DeBlois noted that for the past few years, Memorial has moved towards being a “patient-centered medical home,” and has been so successful with this transition that it is now held up as a national model. He credited Dr. Jeffrey M. Borkan, chief of family medicine, and Dr. Joseph A. Diaz, interim chief of internal medicine, for their work in developing a highly respected internal medicine and family medicine approach.
“The affiliation with the Brown medical school has helped us be a leader in that area,” DeBlois said. With a primary care research practice in place at Memorial, there is already a pool of primary care physicians to fulfill the patient-centered medical homes model that CNE is promoting. “This was one of the reasons Memorial was sought after by CNE. And they can bring this experience to Kent,” he said.
DeBlois also noted the many positives that the merger will bring to local residents. “When someone comes to Memorial for care, they will have access to a full continuum of care without being bounced around between doctors or care providers. It will be whole...seamless,” he said.

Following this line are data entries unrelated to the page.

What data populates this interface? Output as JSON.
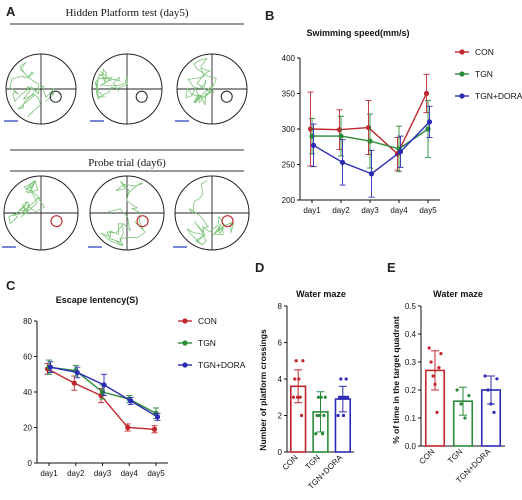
{
  "panels": {
    "a": {
      "label": "A",
      "title_top": "Hidden Platform test (day5)",
      "title_bottom": "Probe trial (day6)"
    },
    "b": {
      "label": "B"
    },
    "c": {
      "label": "C"
    },
    "d": {
      "label": "D"
    },
    "e": {
      "label": "E"
    }
  },
  "colors": {
    "CON": "#c0262d",
    "TGN": "#2a8a3a",
    "TGN+DORA": "#2b2bb5",
    "track": "#7cc47a"
  },
  "chart_data": [
    {
      "id": "b",
      "type": "line",
      "title": "Swimming speed(mm/s)",
      "xlabel": "",
      "ylabel": "",
      "categories": [
        "day1",
        "day2",
        "day3",
        "day4",
        "day5"
      ],
      "ylim": [
        200,
        400
      ],
      "yticks": [
        200,
        250,
        300,
        350,
        400
      ],
      "legend_position": "right",
      "series": [
        {
          "name": "CON",
          "values": [
            300,
            299,
            302,
            265,
            350
          ],
          "err": [
            52,
            28,
            38,
            23,
            27
          ]
        },
        {
          "name": "TGN",
          "values": [
            290,
            290,
            283,
            272,
            300
          ],
          "err": [
            25,
            28,
            38,
            32,
            40
          ]
        },
        {
          "name": "TGN+DORA",
          "values": [
            277,
            253,
            237,
            268,
            310
          ],
          "err": [
            30,
            32,
            33,
            22,
            22
          ]
        }
      ]
    },
    {
      "id": "c",
      "type": "line",
      "title": "Escape lentency(S)",
      "xlabel": "",
      "ylabel": "",
      "categories": [
        "day1",
        "day2",
        "day3",
        "day4",
        "day5"
      ],
      "ylim": [
        0,
        80
      ],
      "yticks": [
        0,
        20,
        40,
        60,
        80
      ],
      "legend_position": "right",
      "series": [
        {
          "name": "CON",
          "values": [
            53,
            45,
            38,
            20,
            19
          ],
          "err": [
            3,
            4,
            4,
            2,
            2
          ]
        },
        {
          "name": "TGN",
          "values": [
            54,
            52,
            40,
            36,
            28
          ],
          "err": [
            4,
            3,
            4,
            2,
            3
          ]
        },
        {
          "name": "TGN+DORA",
          "values": [
            54,
            51,
            44,
            35,
            26
          ],
          "err": [
            3,
            3,
            6,
            2,
            2
          ]
        }
      ]
    },
    {
      "id": "d",
      "type": "bar",
      "title": "Water maze",
      "xlabel": "",
      "ylabel": "Number of platform crossings",
      "categories": [
        "CON",
        "TGN",
        "TGN+DORA"
      ],
      "ylim": [
        0,
        8
      ],
      "yticks": [
        0,
        2,
        4,
        6,
        8
      ],
      "values": [
        3.6,
        2.2,
        2.9
      ],
      "err": [
        0.9,
        1.1,
        0.7
      ],
      "points": [
        [
          3,
          4,
          5,
          3,
          4,
          3,
          2,
          5
        ],
        [
          1,
          2,
          3,
          2,
          3,
          1,
          2,
          3
        ],
        [
          2,
          3,
          4,
          3,
          2,
          3,
          4,
          3
        ]
      ]
    },
    {
      "id": "e",
      "type": "bar",
      "title": "Water maze",
      "xlabel": "",
      "ylabel": "% of time in the target quadrant",
      "categories": [
        "CON",
        "TGN",
        "TGN+DORA"
      ],
      "ylim": [
        0,
        0.5
      ],
      "yticks": [
        0,
        0.1,
        0.2,
        0.3,
        0.4,
        0.5
      ],
      "values": [
        0.27,
        0.16,
        0.2
      ],
      "err": [
        0.07,
        0.05,
        0.05
      ],
      "points": [
        [
          0.35,
          0.3,
          0.25,
          0.22,
          0.12,
          0.28,
          0.33
        ],
        [
          0.2,
          0.15,
          0.1,
          0.18
        ],
        [
          0.25,
          0.2,
          0.15,
          0.12,
          0.24
        ]
      ]
    }
  ]
}
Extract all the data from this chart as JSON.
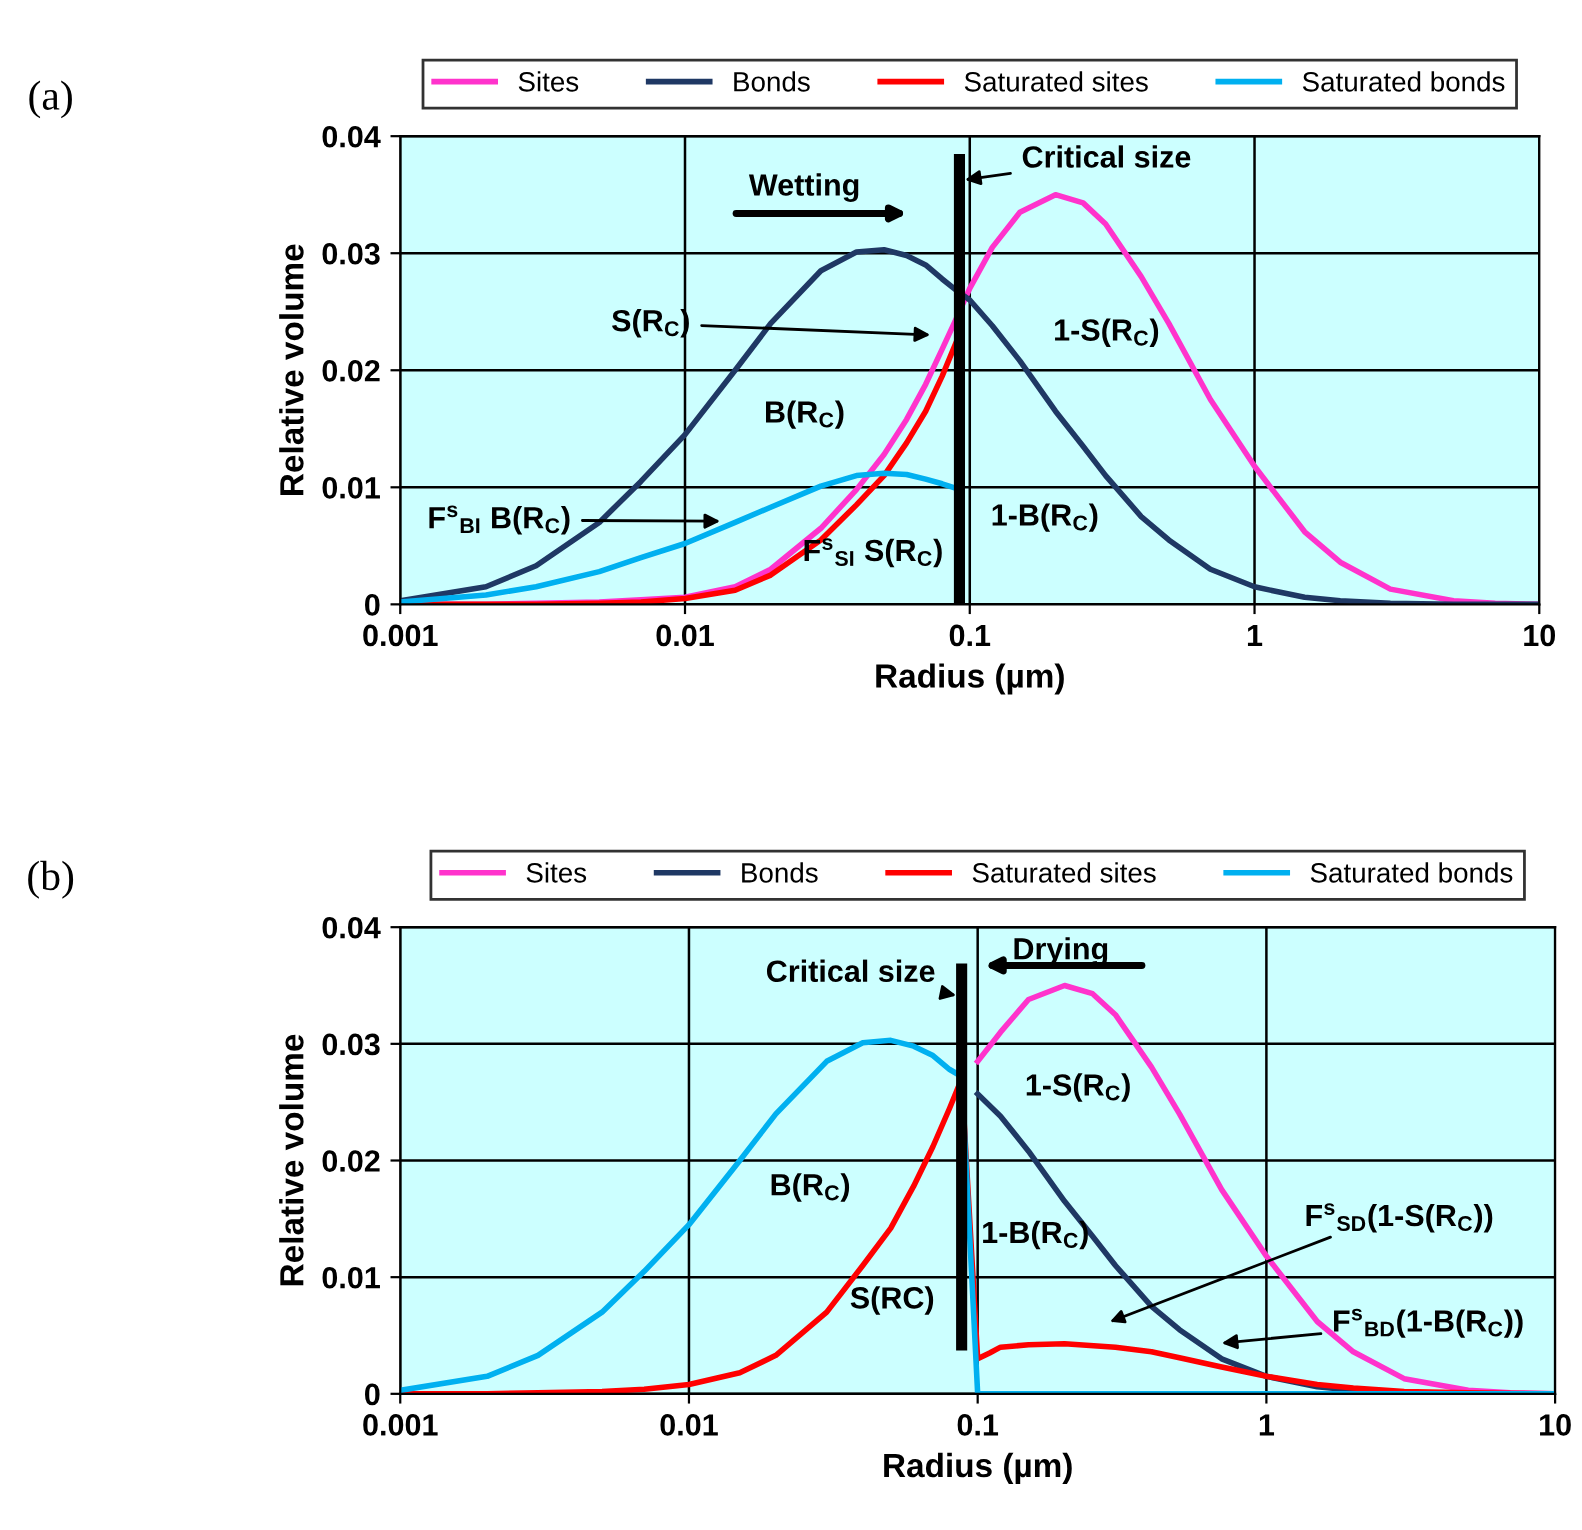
{
  "chart_data": [
    {
      "type": "line",
      "xlabel": "Radius (µm)",
      "ylabel": "Relative volume",
      "log": "x",
      "xlim": [
        0.001,
        10
      ],
      "xticks": [
        0.001,
        0.01,
        0.1,
        1,
        10
      ],
      "ylim": [
        0,
        0.04
      ],
      "yticks": [
        0,
        0.01,
        0.02,
        0.03,
        0.04
      ],
      "grid": true,
      "legend": "top",
      "marker": "none",
      "line_style": "solid",
      "series": [
        {
          "name": "Sites",
          "color": "#ff33cc",
          "x": [
            0.001,
            0.002,
            0.003,
            0.005,
            0.007,
            0.01,
            0.015,
            0.02,
            0.03,
            0.04,
            0.05,
            0.06,
            0.07,
            0.08,
            0.09,
            0.1,
            0.12,
            0.15,
            0.2,
            0.25,
            0.3,
            0.4,
            0.5,
            0.7,
            1,
            1.5,
            2,
            3,
            5,
            7,
            10
          ],
          "values": [
            0,
            0,
            0.0001,
            0.0002,
            0.0004,
            0.0006,
            0.0015,
            0.003,
            0.0065,
            0.0098,
            0.0128,
            0.0158,
            0.0188,
            0.0218,
            0.0245,
            0.027,
            0.0305,
            0.0335,
            0.035,
            0.0343,
            0.0325,
            0.028,
            0.024,
            0.0175,
            0.0118,
            0.0062,
            0.0036,
            0.0013,
            0.0003,
            0.0001,
            0
          ]
        },
        {
          "name": "Bonds",
          "color": "#1f3864",
          "x": [
            0.001,
            0.002,
            0.003,
            0.005,
            0.007,
            0.01,
            0.015,
            0.02,
            0.03,
            0.04,
            0.05,
            0.06,
            0.07,
            0.08,
            0.09,
            0.1,
            0.12,
            0.15,
            0.2,
            0.25,
            0.3,
            0.4,
            0.5,
            0.7,
            1,
            1.5,
            2,
            3,
            5,
            7,
            10
          ],
          "values": [
            0.0003,
            0.0015,
            0.0033,
            0.007,
            0.0105,
            0.0145,
            0.02,
            0.024,
            0.0285,
            0.0301,
            0.0303,
            0.0298,
            0.029,
            0.0278,
            0.0268,
            0.026,
            0.0238,
            0.0208,
            0.0165,
            0.0135,
            0.011,
            0.0075,
            0.0055,
            0.003,
            0.0015,
            0.0006,
            0.0003,
            0.0001,
            0,
            0,
            0
          ]
        },
        {
          "name": "Saturated sites",
          "color": "#ff0000",
          "x": [
            0.001,
            0.002,
            0.003,
            0.005,
            0.007,
            0.01,
            0.015,
            0.02,
            0.03,
            0.04,
            0.05,
            0.06,
            0.07,
            0.08,
            0.09
          ],
          "values": [
            0,
            0,
            0,
            0.0001,
            0.0002,
            0.0005,
            0.0012,
            0.0025,
            0.0055,
            0.0085,
            0.011,
            0.0138,
            0.0165,
            0.0195,
            0.0225
          ]
        },
        {
          "name": "Saturated bonds",
          "color": "#00b0f0",
          "x": [
            0.001,
            0.002,
            0.003,
            0.005,
            0.007,
            0.01,
            0.015,
            0.02,
            0.03,
            0.04,
            0.05,
            0.06,
            0.07,
            0.08,
            0.09
          ],
          "values": [
            0.0002,
            0.0008,
            0.0015,
            0.0028,
            0.004,
            0.0052,
            0.007,
            0.0083,
            0.0101,
            0.011,
            0.0112,
            0.0111,
            0.0107,
            0.0103,
            0.0099
          ]
        }
      ],
      "ref_lines": [
        {
          "axis": "x",
          "value": 0.092,
          "label": "Critical size",
          "color": "#000000"
        }
      ],
      "annotations": [
        "(a)",
        "Wetting",
        {
          "text": "S(R$_{C}$)",
          "x": 0.076,
          "y": 0.023
        },
        "B(R$_{C}$)",
        "1-S(R$_{C}$)",
        {
          "text": "F$^{s}$$_{BI}$ B(R$_{C}$)",
          "x": 0.0139,
          "y": 0.0071
        },
        "F$^{s}$$_{SI}$ S(R$_{C}$)",
        "1-B(R$_{C}$)"
      ]
    },
    {
      "type": "line",
      "xlabel": "Radius (µm)",
      "ylabel": "Relative volume",
      "log": "x",
      "xlim": [
        0.001,
        10
      ],
      "xticks": [
        0.001,
        0.01,
        0.1,
        1,
        10
      ],
      "ylim": [
        0,
        0.04
      ],
      "yticks": [
        0,
        0.01,
        0.02,
        0.03,
        0.04
      ],
      "grid": true,
      "legend": "top",
      "marker": "none",
      "line_style": "solid",
      "series": [
        {
          "name": "Sites",
          "color": "#ff33cc",
          "x": [
            0.1,
            0.12,
            0.15,
            0.2,
            0.25,
            0.3,
            0.4,
            0.5,
            0.7,
            1,
            1.5,
            2,
            3,
            5,
            7,
            10
          ],
          "values": [
            0.0285,
            0.031,
            0.0338,
            0.035,
            0.0343,
            0.0325,
            0.028,
            0.024,
            0.0175,
            0.0118,
            0.0062,
            0.0036,
            0.0013,
            0.0003,
            0.0001,
            0
          ]
        },
        {
          "name": "Bonds",
          "color": "#1f3864",
          "x": [
            0.1,
            0.12,
            0.15,
            0.2,
            0.25,
            0.3,
            0.4,
            0.5,
            0.7,
            1,
            1.5,
            2,
            3
          ],
          "values": [
            0.0257,
            0.0238,
            0.0208,
            0.0165,
            0.0135,
            0.011,
            0.0075,
            0.0055,
            0.003,
            0.0015,
            0.0006,
            0.0003,
            0.0001
          ]
        },
        {
          "name": "Saturated sites",
          "color": "#ff0000",
          "x": [
            0.001,
            0.002,
            0.003,
            0.005,
            0.007,
            0.01,
            0.015,
            0.02,
            0.03,
            0.04,
            0.05,
            0.06,
            0.07,
            0.08,
            0.088,
            0.1,
            0.11,
            0.12,
            0.15,
            0.2,
            0.3,
            0.4,
            0.5,
            0.7,
            1,
            1.5,
            2,
            3,
            5,
            10
          ],
          "values": [
            0,
            0,
            0.0001,
            0.0002,
            0.0004,
            0.0008,
            0.0018,
            0.0033,
            0.007,
            0.011,
            0.0142,
            0.0178,
            0.0212,
            0.0245,
            0.027,
            0.003,
            0.0035,
            0.004,
            0.0042,
            0.0043,
            0.004,
            0.0036,
            0.0031,
            0.0023,
            0.0015,
            0.0008,
            0.0005,
            0.0002,
            0.0001,
            0
          ]
        },
        {
          "name": "Saturated bonds",
          "color": "#00b0f0",
          "x": [
            0.001,
            0.002,
            0.003,
            0.005,
            0.007,
            0.01,
            0.015,
            0.02,
            0.03,
            0.04,
            0.05,
            0.06,
            0.07,
            0.08,
            0.088,
            0.1,
            0.2,
            0.5,
            1,
            2,
            5,
            10
          ],
          "values": [
            0.0003,
            0.0015,
            0.0033,
            0.007,
            0.0105,
            0.0145,
            0.02,
            0.024,
            0.0285,
            0.0301,
            0.0303,
            0.0298,
            0.029,
            0.0278,
            0.0272,
            0,
            0,
            0,
            0,
            0,
            0,
            0
          ]
        }
      ],
      "ref_lines": [
        {
          "axis": "x",
          "value": 0.088,
          "label": "Critical size",
          "color": "#000000"
        }
      ],
      "annotations": [
        "(b)",
        "Drying",
        "B(R$_{C}$)",
        "1-S(R$_{C}$)",
        "1-B(R$_{C}$)",
        "S(RC)",
        "F$^{s}$$_{SD}$(1-S(R$_{C}$))",
        {
          "text": "F$^{s}$$_{BD}$(1-B(R$_{C}$))",
          "x": 0.67,
          "y": 0.0043
        }
      ]
    }
  ]
}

While Memorial will continue to provide a full level of core care, if a patient requires a specialized physician or service, “We can tap into the resources that a Women & Infants, Butler, or Kent has,” he said.

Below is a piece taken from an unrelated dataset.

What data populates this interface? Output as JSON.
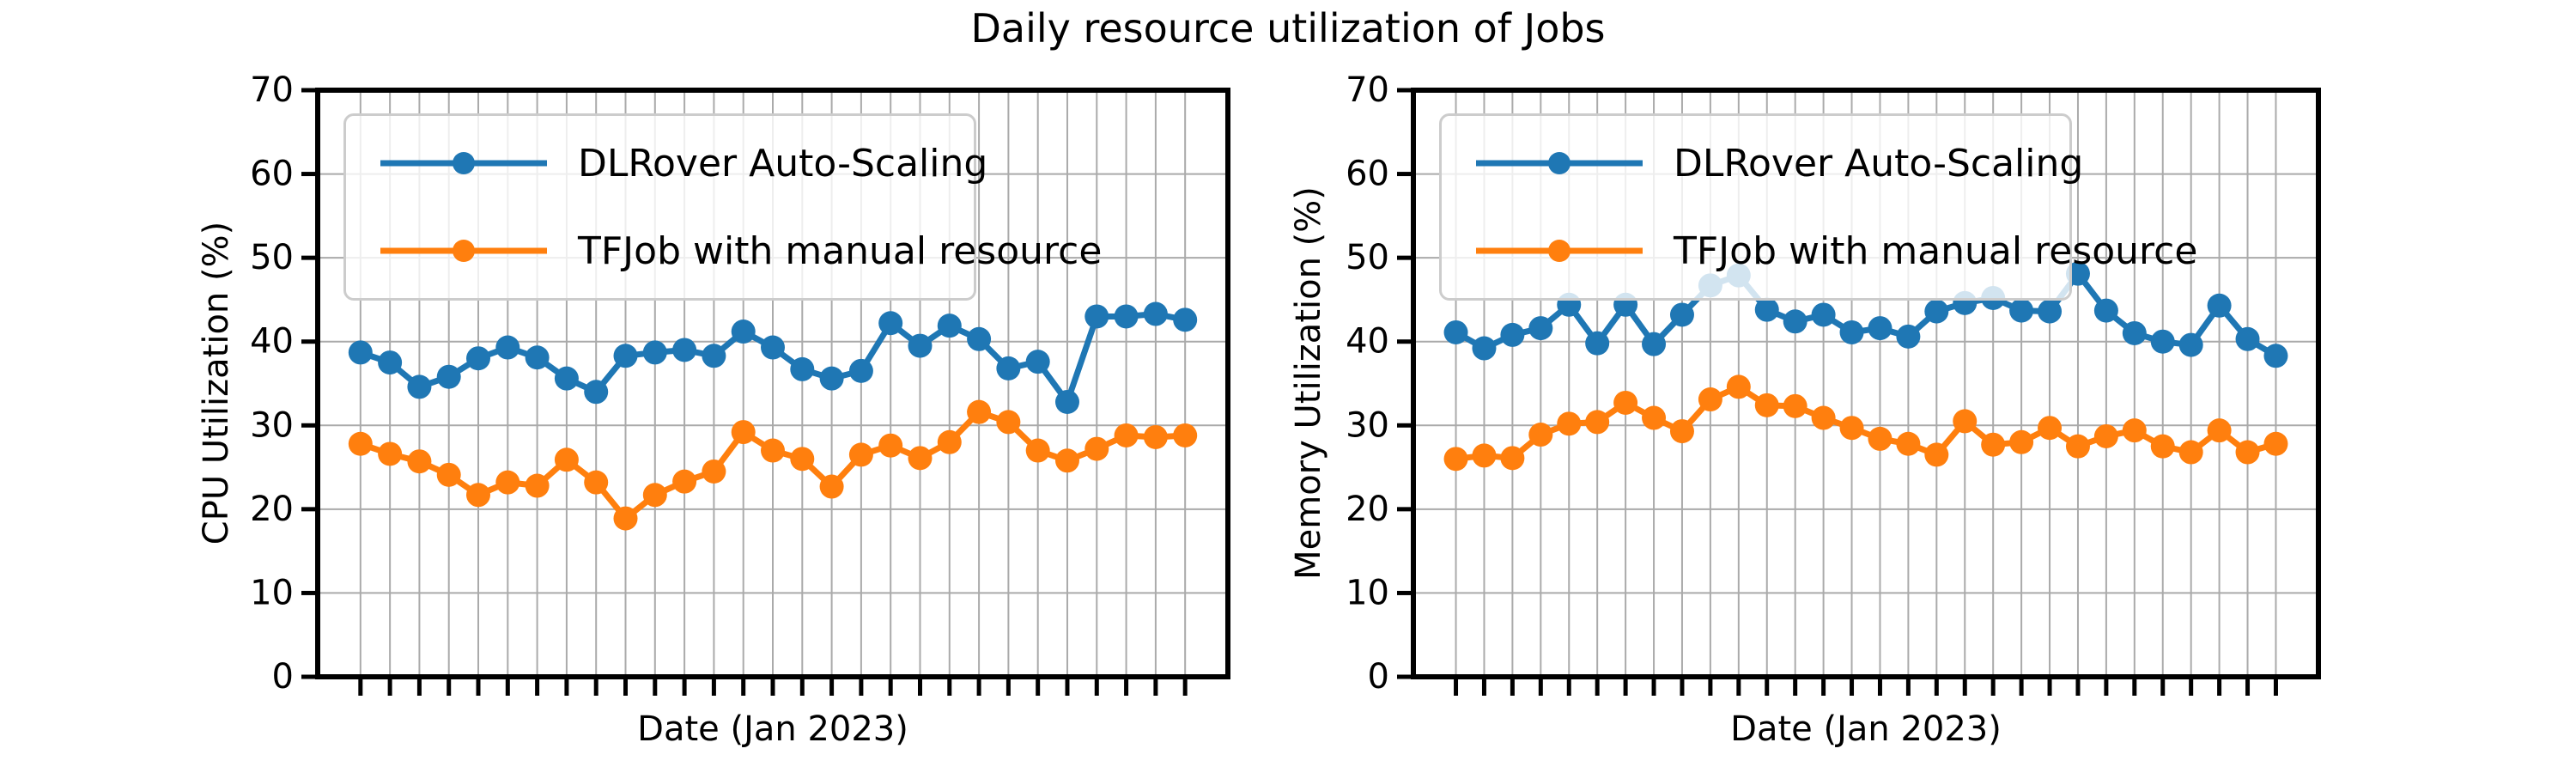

Schottland explained the concept further, noting that patient-centered medical homes are focused on primary care and the patient. They are designed to use a team of primary care specialists, psychologists, nurse specialists, etc. to provide ready access to the patient at all times.
When asked about pending staff changes or reductions, Schottland said the management team is “in the process of exploring opportunities,” but that he couldn't be specific. He said there could be an opportunity to consolidate some corporate functions, but efforts will be made to take advantage of turnover and vacancies. On the flip side, he said there will certainly be more hiring of primary care doctors, nurse practitioners, and others in the medical field.
“Memorial is there to serve the community,” Schottland stressed. He added that there shouldn't be any reductions in the clinics or other changes in services that residents are accustomed to. In fact, there may be opportunities for expansion and research. “Possibly, we can rebuild some of the services we have lost over the last couple of years,” he said.
Schottland said he would particularly like to see more of the newly trained primary care doctors from the Warren Alpert Medical School join the permanent team at Memorial. “Most graduates tend to leave the state. But we want to encourage them to stay here,” he stated.
Schottland added, “We have a great opportunity here. We have the synergies for CNE to help Memorial and Memorial to help CNE.”
DeBlois concurred, saying, “As the health care industry and providing care changes, this (merger) has the dynamics that will allow Memorial and CNE to be at the forefront of that change. It will mean better health care for Rhode Island as a whole, and certainly for the Blackstone Valley.”